Quando tive minha oportunidade, concebi um jornal em que o hard news era um acompanhamento luxuoso da página, preferencialmente um belo infográfico que resumisse os acontecimentos das últimas 24 horas. O abre da página, e suas respectivas sub-retrancas, continham repercussão e análise.

Em esportes, esse experimento não teve o apoio do público: mais de 70% dos leitores do Diário do Grande ABC (onde pude experimentar o formato entre 1995 e 2000) deploravam o fato de que as declarações de vestiário _dadas bem após o jogo e, portanto, mais quentes_ eram mais valorizadas do que o relato da partida em si (relegado a um box acompanhado da ficha técnica).

Talvez, na época, a internet ainda fosse coisa de poucos, e a exigência pelo relato formal da jornada anterior, uma necessidade.

Ainda enxergo o jornal assim. Com o aconteceu ontem ajudando a construir um contexto capitaneado por informação exclusiva, analítica, de observação.

É subverter todo um modelo. Há outras subverções, e falaremos delas amanhã.

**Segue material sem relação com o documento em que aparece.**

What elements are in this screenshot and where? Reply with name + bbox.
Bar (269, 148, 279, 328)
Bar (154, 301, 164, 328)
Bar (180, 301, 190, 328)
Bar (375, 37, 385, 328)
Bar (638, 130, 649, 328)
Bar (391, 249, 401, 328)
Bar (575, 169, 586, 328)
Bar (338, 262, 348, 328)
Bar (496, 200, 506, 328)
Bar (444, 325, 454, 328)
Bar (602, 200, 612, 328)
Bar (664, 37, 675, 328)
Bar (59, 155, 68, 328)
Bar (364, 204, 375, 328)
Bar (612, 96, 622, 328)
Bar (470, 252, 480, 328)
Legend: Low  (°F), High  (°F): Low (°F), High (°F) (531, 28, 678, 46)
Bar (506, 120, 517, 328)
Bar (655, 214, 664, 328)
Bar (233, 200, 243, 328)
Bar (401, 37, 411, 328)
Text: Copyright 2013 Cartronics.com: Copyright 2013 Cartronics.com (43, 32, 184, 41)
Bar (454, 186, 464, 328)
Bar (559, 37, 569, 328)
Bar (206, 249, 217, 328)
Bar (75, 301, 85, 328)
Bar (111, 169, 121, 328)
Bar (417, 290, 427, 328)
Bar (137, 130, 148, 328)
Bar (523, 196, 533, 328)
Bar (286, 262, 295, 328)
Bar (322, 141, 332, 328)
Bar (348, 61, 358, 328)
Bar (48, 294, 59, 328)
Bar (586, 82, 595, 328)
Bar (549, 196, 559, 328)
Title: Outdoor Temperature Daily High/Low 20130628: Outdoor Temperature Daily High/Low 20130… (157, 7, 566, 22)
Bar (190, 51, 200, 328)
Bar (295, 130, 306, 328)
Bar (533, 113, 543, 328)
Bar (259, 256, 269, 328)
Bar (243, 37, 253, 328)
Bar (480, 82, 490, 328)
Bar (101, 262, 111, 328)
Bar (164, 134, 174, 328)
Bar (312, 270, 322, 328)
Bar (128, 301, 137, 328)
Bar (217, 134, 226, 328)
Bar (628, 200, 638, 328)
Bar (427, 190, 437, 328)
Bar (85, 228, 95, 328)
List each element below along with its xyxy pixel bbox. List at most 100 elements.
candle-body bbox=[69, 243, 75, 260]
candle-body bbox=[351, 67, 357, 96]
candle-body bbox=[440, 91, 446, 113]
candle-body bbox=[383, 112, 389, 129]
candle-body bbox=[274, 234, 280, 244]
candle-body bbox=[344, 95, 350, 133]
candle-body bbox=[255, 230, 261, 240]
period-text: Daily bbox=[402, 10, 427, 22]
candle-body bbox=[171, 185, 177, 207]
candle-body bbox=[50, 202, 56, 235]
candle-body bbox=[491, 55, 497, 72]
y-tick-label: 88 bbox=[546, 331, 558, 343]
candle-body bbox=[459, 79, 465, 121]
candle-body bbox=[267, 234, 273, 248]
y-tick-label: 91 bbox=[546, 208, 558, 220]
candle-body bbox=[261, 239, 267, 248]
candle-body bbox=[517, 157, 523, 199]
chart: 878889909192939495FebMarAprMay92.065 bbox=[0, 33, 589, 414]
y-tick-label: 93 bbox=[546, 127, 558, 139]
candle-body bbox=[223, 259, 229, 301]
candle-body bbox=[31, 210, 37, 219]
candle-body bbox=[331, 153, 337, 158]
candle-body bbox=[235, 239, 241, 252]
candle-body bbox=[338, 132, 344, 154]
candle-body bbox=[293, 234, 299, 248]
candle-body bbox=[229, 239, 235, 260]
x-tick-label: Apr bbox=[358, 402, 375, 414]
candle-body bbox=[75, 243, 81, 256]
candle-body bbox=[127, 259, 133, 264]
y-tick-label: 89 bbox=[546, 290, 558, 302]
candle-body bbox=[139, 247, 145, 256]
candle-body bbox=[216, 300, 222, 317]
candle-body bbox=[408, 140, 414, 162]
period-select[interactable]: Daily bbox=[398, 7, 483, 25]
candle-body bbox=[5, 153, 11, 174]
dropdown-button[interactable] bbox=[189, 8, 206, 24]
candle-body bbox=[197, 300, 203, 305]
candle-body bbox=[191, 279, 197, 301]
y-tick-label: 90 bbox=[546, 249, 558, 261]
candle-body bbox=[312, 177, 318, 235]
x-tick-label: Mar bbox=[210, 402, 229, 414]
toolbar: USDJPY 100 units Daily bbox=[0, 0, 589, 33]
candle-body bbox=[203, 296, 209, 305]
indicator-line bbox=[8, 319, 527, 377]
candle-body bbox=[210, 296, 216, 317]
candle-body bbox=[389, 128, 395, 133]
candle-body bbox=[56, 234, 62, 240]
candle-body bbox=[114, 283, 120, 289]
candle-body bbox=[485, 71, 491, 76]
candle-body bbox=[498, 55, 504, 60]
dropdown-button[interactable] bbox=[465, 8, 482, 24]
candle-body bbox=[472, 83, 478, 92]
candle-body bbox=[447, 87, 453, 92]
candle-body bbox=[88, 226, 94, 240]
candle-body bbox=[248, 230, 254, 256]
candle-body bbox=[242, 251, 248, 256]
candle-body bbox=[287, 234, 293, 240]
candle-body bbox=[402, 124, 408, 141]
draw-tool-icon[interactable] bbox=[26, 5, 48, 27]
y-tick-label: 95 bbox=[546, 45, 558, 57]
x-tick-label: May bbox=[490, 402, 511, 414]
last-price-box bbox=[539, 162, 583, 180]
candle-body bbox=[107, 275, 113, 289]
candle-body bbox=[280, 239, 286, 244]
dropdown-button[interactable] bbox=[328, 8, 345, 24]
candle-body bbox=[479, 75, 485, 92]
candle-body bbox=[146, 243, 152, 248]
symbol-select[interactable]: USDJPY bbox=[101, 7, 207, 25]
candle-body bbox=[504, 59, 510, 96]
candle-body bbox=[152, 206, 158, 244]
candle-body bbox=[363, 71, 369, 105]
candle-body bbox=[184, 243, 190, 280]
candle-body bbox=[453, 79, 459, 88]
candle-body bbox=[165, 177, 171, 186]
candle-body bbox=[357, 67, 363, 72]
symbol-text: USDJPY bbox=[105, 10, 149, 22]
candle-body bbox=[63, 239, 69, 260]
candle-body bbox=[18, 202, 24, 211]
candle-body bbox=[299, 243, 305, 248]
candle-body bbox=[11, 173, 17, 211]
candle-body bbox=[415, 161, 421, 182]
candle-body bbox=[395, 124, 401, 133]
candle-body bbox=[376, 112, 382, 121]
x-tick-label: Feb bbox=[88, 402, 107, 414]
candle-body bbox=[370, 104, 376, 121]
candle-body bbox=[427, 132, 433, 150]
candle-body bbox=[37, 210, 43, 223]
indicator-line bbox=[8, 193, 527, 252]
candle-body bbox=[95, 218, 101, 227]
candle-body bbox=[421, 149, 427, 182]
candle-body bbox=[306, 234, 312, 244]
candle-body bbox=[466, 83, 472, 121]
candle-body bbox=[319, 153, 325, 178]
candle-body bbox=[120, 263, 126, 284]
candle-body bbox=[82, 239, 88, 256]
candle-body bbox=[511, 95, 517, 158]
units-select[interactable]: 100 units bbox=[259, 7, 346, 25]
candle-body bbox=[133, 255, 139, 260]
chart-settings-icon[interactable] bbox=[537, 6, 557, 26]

Projeto em Jornalismo Impresso I – Aula 10

Estamos chegando ao final do curso de Projeto em Jornalismo Impresso I. Ao mesmo tempo em que buscamos a definição de um modelo a ser produzido em conjunto no próximo semestre, discutimos o contexto da imprensa em papel e seus desafios perante a crise econômica e o fortalecimento de novas mídias.

Nesta sexta (7/11) debateremos o livro “O Destino do Jornal”, de Lourival Sant’Anna, que permeou parte de nossas discussões nos últimos meses. Nunca perdemos de vista a desatualização flagrante da obra _algumas entrevistas foram realizadas há mais de dois anos, uma eternidade no cenário atual de transformação.

Porém a tese de mestrado do repórter especial de O Estado de S.Paulo tem vários aspectos esclarecedores, como pesquisas qualitativas que mostram, ainda que de forma tortuosa (o leitor é assim, não consegue se expressar direito sobre o jornal que lê e muito menos sobre o que desejaria ler), para onde caminha o novo leitorado.

Beth Saad, professora da USP que orientou a pesquisa de Sant’Anna, é quem faz a observação que melhor ajuda a compreender o momento hesitante dos jornais impressos brasileiros: eles são absolutamente refratários a mudanças.

Quem faz jornalismo como o jornal?

No livro “O Destino do Jornal”, de Lourival Sant’Anna (repórter especial de O Estado de S.Paulo), Rodolfo Fernandes, diretor de Redação de O Globo, desenvolve um conceito bastante interessante num momento em que estamos precisamente discutindo a vida útil dos jornais impressos.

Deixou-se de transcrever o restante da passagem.